Tait: What inspired you to write Radius? What was your research and writing process? 

El-Rifae: I wrote it to capture and make sense of the experience of Opantish, which had been extreme, and potentially transformative on the individual level. I wanted to understand and learn more about how others had lived it, and its aftermath, and so I began interviewing other organizers and volunteers. I had moved to New York after the 2013 coup in Cairo, and that’s where I began writing. I would record interviews with people on visits back to Cairo (mostly, some interviews took place in other cities). The writing took several years; it took time to find a form that allowed multivocality but felt held together by the story, as well as integrating my own experience and reflections without holding the central narrative voice of the events.

Tait: Thinking broadly, in what ways does the compilation of stories impact historical narratives? 

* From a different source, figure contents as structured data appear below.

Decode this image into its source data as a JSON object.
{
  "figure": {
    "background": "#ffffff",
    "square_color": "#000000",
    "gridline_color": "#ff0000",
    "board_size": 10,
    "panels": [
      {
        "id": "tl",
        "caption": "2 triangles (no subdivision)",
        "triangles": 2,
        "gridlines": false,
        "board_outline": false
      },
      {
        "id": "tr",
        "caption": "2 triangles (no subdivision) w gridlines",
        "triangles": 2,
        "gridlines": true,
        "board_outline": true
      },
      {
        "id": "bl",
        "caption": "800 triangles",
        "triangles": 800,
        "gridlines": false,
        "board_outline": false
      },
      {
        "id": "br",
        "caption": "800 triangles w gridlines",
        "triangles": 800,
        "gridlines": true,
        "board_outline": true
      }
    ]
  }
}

El-Rifae: If “history” is written/told by those who’ve ended up with power, then we have to look to the margins, to the subterranean and to the quieter areas for different and more varied accounts of different times/events. It’s not that simply telling or finding those other stories will impact or reshape the mainstream narratives, but they are crucial for those of us who are already unsatisfied by the mainstream. 

Tait: As an activist and writer, what lessons do you hope future generations in Egypt and globally take away from the experiences presented in your book? 

El-Rifae: That people aren’t intrinsically good or bad—it’s only a question of how we behave towards one another in different circumstances. Do we come together, care for one another? Or do we join in harming one another, whether overtly, or by participating without pause or question in systems that are ultimately harmful for others? I guess the bigger takeaway from Opantish for me is about how profoundly we impact, steer, and shape one another all the time, whether we are conscious of it or not. 

Coco Tait is the CCAS Events and Program Manager.